Un tank soviétique SU 100,

“un mortel tanquisto maximo”,

1400 opposants politiques cubains,

une bataille politique dans… la Baie des Cochons

 

     Entre le Musée de la Révolution et le parc 13 Mars, sans avoir à payer l’entrée de six pesos convertibles et encore deux pour le droit de prendre de photos, on peut voir de près un tank, en brillant comme neuf, qui rappelle de “el comandante en jefe”, qu’il vit, même s’il se  déplacement seulement porté sur un fauteuil roulant, qu’il va liquider tout opposant politique, comme l’a fait de tant et tant de fois.

     On a quitté le cocotaxi sur la rue Agramonte, à côté du parc 13 Mars, et nous avons parcouru environ 50 mètres, jusqu’on est arrivé près d’un tank, qui, dans l’éclairage publique précaire, comme dans la Roumanie dejisto – ceausiste (n.a. de la période des dirigeants communistes Gheorghe Gheorghiu – Dej et Nicolae Ceausescu),  semblait la statue couverte d’une épaisse couche de couleur jaune-brun, avec de nuances verdâtres, d’un mastodonte en colère, avec la trompe soulevée d’une mannière menaçante.

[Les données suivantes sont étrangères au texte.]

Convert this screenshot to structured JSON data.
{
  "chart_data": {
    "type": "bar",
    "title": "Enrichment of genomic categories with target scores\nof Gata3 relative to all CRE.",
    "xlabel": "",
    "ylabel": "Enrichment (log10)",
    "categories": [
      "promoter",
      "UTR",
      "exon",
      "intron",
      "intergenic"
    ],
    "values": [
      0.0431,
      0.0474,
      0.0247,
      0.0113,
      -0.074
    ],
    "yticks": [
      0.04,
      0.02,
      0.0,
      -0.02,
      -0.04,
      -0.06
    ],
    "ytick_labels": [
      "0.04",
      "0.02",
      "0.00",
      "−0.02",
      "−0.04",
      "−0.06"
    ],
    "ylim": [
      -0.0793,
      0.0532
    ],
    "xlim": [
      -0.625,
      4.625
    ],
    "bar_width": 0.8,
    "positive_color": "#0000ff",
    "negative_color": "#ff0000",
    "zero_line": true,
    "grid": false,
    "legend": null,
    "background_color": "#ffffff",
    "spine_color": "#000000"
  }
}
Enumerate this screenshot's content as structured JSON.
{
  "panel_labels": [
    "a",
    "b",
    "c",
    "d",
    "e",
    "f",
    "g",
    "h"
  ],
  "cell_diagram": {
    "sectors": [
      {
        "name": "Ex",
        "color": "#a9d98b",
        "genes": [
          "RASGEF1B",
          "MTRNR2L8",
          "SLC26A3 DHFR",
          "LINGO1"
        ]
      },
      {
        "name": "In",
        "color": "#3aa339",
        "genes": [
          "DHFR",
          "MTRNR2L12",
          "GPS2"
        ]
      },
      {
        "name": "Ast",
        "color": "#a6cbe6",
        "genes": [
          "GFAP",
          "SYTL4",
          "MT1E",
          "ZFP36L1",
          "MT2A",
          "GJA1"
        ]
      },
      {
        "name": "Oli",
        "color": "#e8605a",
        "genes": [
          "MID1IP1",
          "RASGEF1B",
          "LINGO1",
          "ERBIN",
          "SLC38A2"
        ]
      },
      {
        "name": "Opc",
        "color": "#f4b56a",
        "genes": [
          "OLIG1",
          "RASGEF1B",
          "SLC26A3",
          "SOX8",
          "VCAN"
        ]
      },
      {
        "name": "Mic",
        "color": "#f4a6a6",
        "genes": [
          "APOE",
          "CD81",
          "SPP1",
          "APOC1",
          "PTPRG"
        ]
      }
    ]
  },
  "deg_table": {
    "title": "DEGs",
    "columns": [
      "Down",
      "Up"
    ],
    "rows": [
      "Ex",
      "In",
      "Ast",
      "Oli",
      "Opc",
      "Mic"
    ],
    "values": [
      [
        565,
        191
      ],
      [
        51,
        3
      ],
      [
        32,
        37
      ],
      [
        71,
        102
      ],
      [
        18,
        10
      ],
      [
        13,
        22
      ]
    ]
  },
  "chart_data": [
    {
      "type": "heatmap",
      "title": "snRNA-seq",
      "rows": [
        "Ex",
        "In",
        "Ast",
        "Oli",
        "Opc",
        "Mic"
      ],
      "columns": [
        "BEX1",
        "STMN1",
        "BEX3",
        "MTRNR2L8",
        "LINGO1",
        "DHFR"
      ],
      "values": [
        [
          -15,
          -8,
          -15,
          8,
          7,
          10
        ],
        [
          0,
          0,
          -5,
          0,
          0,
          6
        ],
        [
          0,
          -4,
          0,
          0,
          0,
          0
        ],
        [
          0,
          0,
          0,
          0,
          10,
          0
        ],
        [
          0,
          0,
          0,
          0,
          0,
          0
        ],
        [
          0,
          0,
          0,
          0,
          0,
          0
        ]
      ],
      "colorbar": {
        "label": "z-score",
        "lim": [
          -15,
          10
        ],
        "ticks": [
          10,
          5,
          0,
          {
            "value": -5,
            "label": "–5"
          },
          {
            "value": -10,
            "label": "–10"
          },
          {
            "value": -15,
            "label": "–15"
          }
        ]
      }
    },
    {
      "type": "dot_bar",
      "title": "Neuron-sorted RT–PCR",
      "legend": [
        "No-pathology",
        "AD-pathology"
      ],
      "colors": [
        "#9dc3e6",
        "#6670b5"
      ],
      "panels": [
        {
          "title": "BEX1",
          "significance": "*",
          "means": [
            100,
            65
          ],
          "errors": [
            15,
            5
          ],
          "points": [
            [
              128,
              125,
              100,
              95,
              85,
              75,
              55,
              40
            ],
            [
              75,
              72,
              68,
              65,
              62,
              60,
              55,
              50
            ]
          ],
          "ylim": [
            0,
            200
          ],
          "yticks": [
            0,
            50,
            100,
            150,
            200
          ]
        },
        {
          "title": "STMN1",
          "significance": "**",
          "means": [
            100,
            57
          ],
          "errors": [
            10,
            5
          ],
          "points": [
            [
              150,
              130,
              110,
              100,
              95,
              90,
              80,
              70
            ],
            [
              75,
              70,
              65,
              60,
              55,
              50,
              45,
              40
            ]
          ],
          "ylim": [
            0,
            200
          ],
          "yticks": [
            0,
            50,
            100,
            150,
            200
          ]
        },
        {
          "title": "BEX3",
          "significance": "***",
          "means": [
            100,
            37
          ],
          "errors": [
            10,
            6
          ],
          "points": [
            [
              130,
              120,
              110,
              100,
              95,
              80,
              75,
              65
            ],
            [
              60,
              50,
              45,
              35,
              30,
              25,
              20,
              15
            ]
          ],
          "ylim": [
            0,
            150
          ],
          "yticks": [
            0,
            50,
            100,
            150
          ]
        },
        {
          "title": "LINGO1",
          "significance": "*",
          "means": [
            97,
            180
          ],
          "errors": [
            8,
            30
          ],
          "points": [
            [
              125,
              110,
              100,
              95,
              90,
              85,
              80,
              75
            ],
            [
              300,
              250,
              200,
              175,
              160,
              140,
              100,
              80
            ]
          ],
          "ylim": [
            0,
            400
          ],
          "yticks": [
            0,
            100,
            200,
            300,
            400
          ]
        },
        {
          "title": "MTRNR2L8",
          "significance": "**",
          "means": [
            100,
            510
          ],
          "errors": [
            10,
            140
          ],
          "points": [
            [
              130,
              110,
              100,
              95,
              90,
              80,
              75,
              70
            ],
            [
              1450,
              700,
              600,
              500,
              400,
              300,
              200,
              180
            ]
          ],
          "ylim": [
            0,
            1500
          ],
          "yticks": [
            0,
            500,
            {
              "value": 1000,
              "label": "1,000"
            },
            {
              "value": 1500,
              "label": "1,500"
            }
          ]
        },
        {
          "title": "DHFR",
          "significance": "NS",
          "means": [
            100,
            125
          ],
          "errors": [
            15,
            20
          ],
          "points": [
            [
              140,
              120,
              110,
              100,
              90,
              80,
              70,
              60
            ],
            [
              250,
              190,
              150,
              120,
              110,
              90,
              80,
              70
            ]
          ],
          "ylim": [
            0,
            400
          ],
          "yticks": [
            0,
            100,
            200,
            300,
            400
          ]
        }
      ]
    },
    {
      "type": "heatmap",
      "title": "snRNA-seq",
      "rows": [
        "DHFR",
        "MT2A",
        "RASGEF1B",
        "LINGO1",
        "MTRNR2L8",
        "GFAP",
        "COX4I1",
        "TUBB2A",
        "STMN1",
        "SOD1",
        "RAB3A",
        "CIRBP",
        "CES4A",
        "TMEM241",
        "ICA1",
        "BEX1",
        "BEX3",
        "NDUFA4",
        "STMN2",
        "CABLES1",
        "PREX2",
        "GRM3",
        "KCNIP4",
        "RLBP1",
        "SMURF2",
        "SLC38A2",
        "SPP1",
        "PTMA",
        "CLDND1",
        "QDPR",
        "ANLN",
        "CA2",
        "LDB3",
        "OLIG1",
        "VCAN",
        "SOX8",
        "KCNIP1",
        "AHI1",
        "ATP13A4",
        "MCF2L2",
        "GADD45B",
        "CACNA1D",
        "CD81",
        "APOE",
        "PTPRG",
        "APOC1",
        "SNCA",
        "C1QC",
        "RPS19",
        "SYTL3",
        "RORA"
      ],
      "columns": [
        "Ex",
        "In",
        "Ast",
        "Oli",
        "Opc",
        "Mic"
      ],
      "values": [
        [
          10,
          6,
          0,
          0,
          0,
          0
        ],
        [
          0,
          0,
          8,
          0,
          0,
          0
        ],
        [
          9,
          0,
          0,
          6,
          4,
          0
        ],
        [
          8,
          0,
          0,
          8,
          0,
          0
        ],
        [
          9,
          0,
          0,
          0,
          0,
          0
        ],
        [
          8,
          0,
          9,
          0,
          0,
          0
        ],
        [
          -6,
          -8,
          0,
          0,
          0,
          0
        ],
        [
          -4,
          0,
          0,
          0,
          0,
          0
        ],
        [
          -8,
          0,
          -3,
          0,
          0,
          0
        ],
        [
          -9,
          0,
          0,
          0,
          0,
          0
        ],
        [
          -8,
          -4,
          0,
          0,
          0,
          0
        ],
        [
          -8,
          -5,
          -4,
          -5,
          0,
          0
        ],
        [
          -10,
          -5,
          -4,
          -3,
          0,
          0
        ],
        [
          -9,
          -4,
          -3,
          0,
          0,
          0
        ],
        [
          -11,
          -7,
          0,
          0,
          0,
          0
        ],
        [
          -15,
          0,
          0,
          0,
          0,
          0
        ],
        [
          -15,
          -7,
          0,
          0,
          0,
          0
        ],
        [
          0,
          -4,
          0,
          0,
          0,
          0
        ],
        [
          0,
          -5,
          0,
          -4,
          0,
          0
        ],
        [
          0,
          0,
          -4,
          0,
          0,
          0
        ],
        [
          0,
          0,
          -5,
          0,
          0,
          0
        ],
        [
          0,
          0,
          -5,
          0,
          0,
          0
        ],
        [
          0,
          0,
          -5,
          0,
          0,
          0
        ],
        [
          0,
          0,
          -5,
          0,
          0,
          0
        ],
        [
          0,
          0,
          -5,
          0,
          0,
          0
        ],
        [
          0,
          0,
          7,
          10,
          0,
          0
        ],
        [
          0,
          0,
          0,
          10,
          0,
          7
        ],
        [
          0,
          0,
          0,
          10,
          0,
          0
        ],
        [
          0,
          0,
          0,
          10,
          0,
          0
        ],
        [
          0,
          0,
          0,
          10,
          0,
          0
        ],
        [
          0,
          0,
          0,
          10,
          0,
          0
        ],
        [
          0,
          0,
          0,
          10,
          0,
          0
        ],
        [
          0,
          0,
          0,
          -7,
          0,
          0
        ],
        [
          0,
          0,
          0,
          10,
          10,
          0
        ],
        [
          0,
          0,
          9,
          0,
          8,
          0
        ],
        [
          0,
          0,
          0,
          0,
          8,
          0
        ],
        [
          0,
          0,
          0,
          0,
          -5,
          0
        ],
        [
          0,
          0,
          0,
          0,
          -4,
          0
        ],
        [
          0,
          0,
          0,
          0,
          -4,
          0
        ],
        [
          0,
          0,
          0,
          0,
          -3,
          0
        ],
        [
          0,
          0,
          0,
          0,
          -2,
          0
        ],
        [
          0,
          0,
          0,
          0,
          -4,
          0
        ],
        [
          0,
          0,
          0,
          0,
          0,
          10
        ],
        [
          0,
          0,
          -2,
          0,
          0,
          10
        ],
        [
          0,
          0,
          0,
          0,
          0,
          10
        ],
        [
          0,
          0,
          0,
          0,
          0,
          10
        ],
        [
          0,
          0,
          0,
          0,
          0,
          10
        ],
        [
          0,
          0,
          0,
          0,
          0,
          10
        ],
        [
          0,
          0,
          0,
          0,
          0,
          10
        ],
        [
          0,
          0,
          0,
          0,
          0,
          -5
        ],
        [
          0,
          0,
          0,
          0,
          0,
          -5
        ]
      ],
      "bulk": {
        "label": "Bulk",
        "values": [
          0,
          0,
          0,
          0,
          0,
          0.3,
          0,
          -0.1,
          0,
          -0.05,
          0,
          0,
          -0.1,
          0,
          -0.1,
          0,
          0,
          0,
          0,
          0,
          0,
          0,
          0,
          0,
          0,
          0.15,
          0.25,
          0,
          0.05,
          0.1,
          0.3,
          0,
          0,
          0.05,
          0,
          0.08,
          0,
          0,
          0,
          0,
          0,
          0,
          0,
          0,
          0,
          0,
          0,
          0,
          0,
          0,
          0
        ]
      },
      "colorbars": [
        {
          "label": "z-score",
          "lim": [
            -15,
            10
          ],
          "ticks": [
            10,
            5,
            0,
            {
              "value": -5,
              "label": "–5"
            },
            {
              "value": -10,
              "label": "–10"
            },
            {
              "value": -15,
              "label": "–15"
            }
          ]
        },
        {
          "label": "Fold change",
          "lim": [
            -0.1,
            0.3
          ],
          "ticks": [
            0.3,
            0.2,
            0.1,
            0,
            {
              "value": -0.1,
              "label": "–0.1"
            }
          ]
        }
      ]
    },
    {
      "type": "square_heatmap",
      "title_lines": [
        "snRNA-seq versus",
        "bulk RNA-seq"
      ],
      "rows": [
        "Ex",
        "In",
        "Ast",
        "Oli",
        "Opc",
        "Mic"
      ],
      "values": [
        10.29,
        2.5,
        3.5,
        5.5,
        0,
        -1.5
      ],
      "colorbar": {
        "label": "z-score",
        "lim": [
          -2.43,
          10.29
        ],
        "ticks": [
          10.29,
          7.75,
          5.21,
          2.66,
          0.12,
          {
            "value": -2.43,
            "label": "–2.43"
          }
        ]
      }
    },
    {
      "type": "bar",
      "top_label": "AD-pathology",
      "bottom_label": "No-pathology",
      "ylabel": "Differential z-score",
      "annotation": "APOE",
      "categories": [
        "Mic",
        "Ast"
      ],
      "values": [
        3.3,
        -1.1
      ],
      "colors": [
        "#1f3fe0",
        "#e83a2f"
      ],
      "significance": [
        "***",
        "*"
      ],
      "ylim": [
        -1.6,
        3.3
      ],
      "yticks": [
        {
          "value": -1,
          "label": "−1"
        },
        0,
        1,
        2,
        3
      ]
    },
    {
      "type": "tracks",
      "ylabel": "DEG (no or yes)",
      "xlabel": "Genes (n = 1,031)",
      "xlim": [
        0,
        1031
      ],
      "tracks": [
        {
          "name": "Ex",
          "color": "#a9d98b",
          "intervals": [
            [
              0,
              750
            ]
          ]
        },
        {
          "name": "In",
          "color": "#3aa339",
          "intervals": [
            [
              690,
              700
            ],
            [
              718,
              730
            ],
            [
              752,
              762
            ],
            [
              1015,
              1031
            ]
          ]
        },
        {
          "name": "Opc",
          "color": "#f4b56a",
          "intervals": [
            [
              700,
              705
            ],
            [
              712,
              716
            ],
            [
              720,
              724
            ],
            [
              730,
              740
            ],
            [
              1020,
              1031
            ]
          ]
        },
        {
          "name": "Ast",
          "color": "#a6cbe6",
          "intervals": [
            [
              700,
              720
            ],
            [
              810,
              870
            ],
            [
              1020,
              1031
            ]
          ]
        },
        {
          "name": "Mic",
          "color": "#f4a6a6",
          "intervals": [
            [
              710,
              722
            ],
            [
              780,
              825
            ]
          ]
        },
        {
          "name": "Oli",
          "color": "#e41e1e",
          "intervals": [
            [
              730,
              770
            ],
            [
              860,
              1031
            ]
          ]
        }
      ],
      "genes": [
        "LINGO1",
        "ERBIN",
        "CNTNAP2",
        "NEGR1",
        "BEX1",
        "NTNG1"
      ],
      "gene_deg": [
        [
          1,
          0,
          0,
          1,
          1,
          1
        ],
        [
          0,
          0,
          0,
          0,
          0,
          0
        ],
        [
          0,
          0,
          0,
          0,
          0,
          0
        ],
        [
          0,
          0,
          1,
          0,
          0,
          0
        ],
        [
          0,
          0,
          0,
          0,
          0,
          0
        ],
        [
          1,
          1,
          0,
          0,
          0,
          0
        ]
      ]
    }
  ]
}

     Sur le socle blanc, d’environ un mètre de haut, j’ai vu une plaque en bronze coulé, sur laquelle j’ai réussi à distinguer de lettres majuscules: “SAU-100 SOVIETICO, CON EL CUAL FIDEL LOGRO IMPACTOS DIRECTOS SOBRE EL BUQUE «HOUSTON» EQUIPADO POR LA AGENCIA CENTRAL DE INTELIGENCIA YANQUI (CIA) PARA LA INVASION MERCENARIA POR GIRÓN EN ABRIL DE 1961” (n.a. LE SOVIETIQUE SAU – 100, AVEC QUI FIDEL A RÉUSSI DE COUPS DIRECTES SUR LE NAVIRE “HOUSTON” ÉQUIPÉ PAR L’AGENCE CENTRALE D’INVESTIGATIONS YANKÉE (CIA) POUR L’INVASION MERCENAIRE DE PLAYA GIRON  EN AVRIL 1961)

     Monsieur Euridiciónito est entré dans ses atributions:

    – Il s’agit d’un tank SU 100, fabriqué dans l’Usine de Constructions de Machines Lourdes de Sverdlovsk, aujourd’hui Ekaterinbourg.

    – Ooo… en Sibérie, près des montagnes de l’Oural. Qu’est-ce qu’il cherche ici?

    – À l’abri du blindage de 75 milimètres de ce tank,  Fidel Castro a conduit sur place la bataille de Playa Girón, de bout de l’est de la Baie des Cochons, dans le sud de Cuba, dans le jour de 17 avril 1961.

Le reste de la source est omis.